Ações em Queda Livre e Desempenho Frustrante
O Grupo Mateus, gigante do varejo no Nordeste, divulgou resultados do quarto trimestre de 2025 que decepcionaram analistas e investidores, levando suas ações a uma queda de 14,43% no pregão seguinte. O mercado interpretou os números como um reflexo de uma combinação delicada de cenário macroeconômico adverso, consumo enfraquecido e desafios internos para absorver o rápido crescimento dos últimos anos.
Receita Cresce, Mas Sem Força Orgânica
A receita líquida do Grupo Mateus alcançou R$ 10,5 bilhões no quarto trimestre, um aumento de 20,9% em relação ao ano anterior. No entanto, esse avanço foi majoritariamente impulsionado pela incorporação do Novo Atacarejo, concluída em julho passado, e não por uma expansão orgânica robusta. Analistas do BTG Pactual apontaram que a consolidação do Novo Atacarejo afetou a comparabilidade dos dados e evidenciou uma demanda mais fraca, com pressão sobre as despesas operacionais.
Vendas em “Mesmas Lojas” em Queda e Margens Apertadas
O indicador que mais preocupou foi o desempenho das vendas no conceito “mesmas lojas”, que apresentou uma queda de 1,1% no consolidado do trimestre. No atacarejo, principal motor de expansão do grupo, a retração foi de 5,5%, mesmo com a inclusão do Novo Atacarejo. Essa fraqueza no volume de vendas, segundo o Itaú BBA, foi o principal fator para a receita ficar abaixo das expectativas, refletindo um consumo menos favorável na região Nordeste. A pressão nas vendas se refletiu também no Ebitda ajustado, que caiu 6% para R$ 508 milhões, com a margem Ebitda ajustada recuando 1,4 ponto percentual.
Integração Complexa e “Dores do Crescimento”

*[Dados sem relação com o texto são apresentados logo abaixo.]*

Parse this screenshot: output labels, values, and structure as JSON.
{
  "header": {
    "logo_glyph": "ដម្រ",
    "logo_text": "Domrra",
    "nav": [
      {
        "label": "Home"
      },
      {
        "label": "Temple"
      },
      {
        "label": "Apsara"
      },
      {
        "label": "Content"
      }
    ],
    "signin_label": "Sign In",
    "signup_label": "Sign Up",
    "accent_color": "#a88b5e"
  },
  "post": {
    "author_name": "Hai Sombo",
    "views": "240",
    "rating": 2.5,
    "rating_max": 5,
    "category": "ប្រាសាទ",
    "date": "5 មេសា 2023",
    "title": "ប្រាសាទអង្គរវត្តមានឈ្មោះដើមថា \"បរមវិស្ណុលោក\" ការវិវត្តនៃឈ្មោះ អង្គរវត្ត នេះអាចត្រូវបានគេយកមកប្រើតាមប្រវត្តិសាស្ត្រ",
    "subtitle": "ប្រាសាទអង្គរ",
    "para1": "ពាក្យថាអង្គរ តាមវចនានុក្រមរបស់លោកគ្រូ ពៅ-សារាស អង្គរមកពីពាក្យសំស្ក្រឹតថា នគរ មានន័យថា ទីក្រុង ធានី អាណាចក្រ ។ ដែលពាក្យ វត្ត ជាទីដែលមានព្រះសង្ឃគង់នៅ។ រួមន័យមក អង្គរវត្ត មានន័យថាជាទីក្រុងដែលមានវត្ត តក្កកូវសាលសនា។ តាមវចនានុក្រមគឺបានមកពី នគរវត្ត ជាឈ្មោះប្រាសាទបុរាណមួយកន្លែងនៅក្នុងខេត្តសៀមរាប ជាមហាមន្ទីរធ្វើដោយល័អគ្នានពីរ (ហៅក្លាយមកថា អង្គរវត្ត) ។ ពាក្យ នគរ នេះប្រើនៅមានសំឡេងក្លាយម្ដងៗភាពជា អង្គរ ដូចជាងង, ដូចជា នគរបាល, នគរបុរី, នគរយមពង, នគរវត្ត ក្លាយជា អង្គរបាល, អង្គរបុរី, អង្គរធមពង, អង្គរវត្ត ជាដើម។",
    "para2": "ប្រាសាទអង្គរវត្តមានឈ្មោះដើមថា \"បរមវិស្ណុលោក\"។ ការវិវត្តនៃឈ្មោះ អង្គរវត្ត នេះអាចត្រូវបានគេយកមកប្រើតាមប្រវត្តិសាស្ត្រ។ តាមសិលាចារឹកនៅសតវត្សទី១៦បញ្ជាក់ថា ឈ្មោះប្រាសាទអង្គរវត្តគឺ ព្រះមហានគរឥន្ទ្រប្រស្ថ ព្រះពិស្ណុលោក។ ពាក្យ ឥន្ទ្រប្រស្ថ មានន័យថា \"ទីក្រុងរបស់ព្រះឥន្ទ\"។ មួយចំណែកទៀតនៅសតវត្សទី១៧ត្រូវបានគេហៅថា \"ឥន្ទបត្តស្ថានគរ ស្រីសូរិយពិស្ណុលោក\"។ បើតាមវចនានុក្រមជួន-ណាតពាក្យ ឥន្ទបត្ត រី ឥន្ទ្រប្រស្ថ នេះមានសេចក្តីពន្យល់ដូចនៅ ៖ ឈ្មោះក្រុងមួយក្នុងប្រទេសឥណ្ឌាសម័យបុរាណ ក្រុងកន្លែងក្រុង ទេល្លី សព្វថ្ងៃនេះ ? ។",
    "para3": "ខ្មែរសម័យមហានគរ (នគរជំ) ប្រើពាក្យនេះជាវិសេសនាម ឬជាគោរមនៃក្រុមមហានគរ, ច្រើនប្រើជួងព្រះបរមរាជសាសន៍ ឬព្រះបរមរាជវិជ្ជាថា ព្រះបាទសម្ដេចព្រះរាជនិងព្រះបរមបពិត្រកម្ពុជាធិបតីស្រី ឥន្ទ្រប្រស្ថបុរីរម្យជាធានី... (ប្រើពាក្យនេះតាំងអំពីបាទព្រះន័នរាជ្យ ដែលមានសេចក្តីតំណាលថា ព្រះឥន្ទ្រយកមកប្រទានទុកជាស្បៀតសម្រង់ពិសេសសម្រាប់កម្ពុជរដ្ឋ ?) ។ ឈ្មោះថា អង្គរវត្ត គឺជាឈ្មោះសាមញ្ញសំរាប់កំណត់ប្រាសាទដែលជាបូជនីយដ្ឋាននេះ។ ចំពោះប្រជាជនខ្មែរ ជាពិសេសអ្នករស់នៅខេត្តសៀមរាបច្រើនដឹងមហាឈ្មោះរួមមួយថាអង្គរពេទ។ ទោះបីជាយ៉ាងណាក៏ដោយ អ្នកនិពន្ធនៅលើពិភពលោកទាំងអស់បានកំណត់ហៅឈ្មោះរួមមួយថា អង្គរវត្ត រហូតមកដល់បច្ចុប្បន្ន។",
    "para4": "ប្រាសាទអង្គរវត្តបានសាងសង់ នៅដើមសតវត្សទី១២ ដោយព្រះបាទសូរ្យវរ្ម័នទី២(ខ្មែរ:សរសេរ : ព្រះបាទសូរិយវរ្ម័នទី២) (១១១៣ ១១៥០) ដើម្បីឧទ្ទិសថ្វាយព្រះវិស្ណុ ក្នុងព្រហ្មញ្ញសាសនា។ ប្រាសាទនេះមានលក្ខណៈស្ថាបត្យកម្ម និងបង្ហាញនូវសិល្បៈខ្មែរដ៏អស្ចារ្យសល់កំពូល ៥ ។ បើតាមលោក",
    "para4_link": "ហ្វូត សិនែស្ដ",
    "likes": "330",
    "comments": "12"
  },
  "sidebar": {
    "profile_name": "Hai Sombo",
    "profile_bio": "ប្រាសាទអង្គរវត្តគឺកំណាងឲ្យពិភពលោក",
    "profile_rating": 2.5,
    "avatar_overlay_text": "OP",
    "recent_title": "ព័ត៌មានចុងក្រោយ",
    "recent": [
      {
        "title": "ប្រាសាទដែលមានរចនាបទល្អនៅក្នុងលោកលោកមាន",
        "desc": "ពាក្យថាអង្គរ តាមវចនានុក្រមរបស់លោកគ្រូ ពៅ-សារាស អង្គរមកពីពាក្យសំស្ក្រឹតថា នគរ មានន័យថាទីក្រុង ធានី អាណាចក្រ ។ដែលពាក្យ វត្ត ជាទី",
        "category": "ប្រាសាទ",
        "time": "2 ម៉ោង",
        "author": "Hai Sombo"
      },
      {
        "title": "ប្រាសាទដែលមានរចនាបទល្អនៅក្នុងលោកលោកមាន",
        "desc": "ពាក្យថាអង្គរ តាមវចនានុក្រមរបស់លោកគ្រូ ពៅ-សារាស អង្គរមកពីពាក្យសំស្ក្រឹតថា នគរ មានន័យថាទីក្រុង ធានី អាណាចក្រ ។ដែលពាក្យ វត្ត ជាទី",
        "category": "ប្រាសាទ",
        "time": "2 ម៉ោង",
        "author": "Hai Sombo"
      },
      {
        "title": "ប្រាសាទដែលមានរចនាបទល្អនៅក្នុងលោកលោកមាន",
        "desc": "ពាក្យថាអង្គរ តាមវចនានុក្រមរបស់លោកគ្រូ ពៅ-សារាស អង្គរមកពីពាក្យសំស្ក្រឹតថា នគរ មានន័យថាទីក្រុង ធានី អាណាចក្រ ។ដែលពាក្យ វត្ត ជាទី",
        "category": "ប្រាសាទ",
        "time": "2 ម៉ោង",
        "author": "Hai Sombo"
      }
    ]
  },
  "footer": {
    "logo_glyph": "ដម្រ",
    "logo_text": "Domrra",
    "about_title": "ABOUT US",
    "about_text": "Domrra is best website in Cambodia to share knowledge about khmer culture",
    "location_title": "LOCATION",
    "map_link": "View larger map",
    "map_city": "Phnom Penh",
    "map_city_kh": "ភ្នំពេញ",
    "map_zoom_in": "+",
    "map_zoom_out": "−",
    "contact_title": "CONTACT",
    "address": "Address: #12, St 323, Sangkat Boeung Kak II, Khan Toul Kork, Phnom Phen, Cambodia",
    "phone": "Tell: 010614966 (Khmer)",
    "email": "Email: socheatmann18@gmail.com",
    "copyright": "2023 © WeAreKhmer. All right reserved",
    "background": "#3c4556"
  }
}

A integração do Novo Atacarejo tem se mostrado mais desafiadora do que o previsto, adicionando despesas sem o retorno esperado das lojas mais antigas do negócio adquirido. O aumento de 34% nas Despesas com Vendas, Gerais e Administrativas (SG&A) evidencia a dificuldade do grupo em diluir seus custos na mesma velocidade em que expandiu sua operação. O CEO do Grupo Mateus, Jesuíno Martins Borges Filho, reconheceu que o consumo das famílias perdeu força devido a juros altos e endividamento, o que se acentuou na segunda metade do ano. A estratégia agora se volta para a eficiência, margem, e preservação de caixa, com a previsão de abertura de significativamente menos lojas em 2026.
Foco em Eficiência e Saúde Financeira
Apesar dos desafios operacionais, o balanço apresentou pontos positivos na geração de caixa. O fluxo de caixa livre no quarto trimestre foi de R$ 525 milhões, com dívida líquida de R$ 1,06 bilhão e alavancagem de apenas 0,4 vez o Ebitda. Houve também uma melhora no ciclo de conversão de caixa e uma redução na dívida líquida. No ano cheio de 2025, a receita e o Ebitda apresentaram crescimento, mas a sensação de perda de tração no resultado persiste. A XP classificou o desempenho como “fraco e difícil de comparar”, e a perspectiva para o início de 2026 ainda aponta para desafios com vendas no conceito de mesmas lojas e margem Ebitda.
Visão de Longo Prazo e Adaptação Estratégica
Fundado em 1986, o Grupo Mateus se tornou um player regional com mais de 300 lojas. A empresa agora busca “arrumar a casa”, com o fechamento de lojas do segmento Eletro e a reavaliação de sua estratégia de expansão. Apesar das “dores do crescimento” e da complexidade da integração, analistas do BTG Pactual e do Itaú BBA mantêm uma visão positiva para a ação, citando o valuation atraente e a forte presença em regiões com menor penetração de grandes grupos nacionais, embora alertem para um primeiro semestre de 2026 desafiador.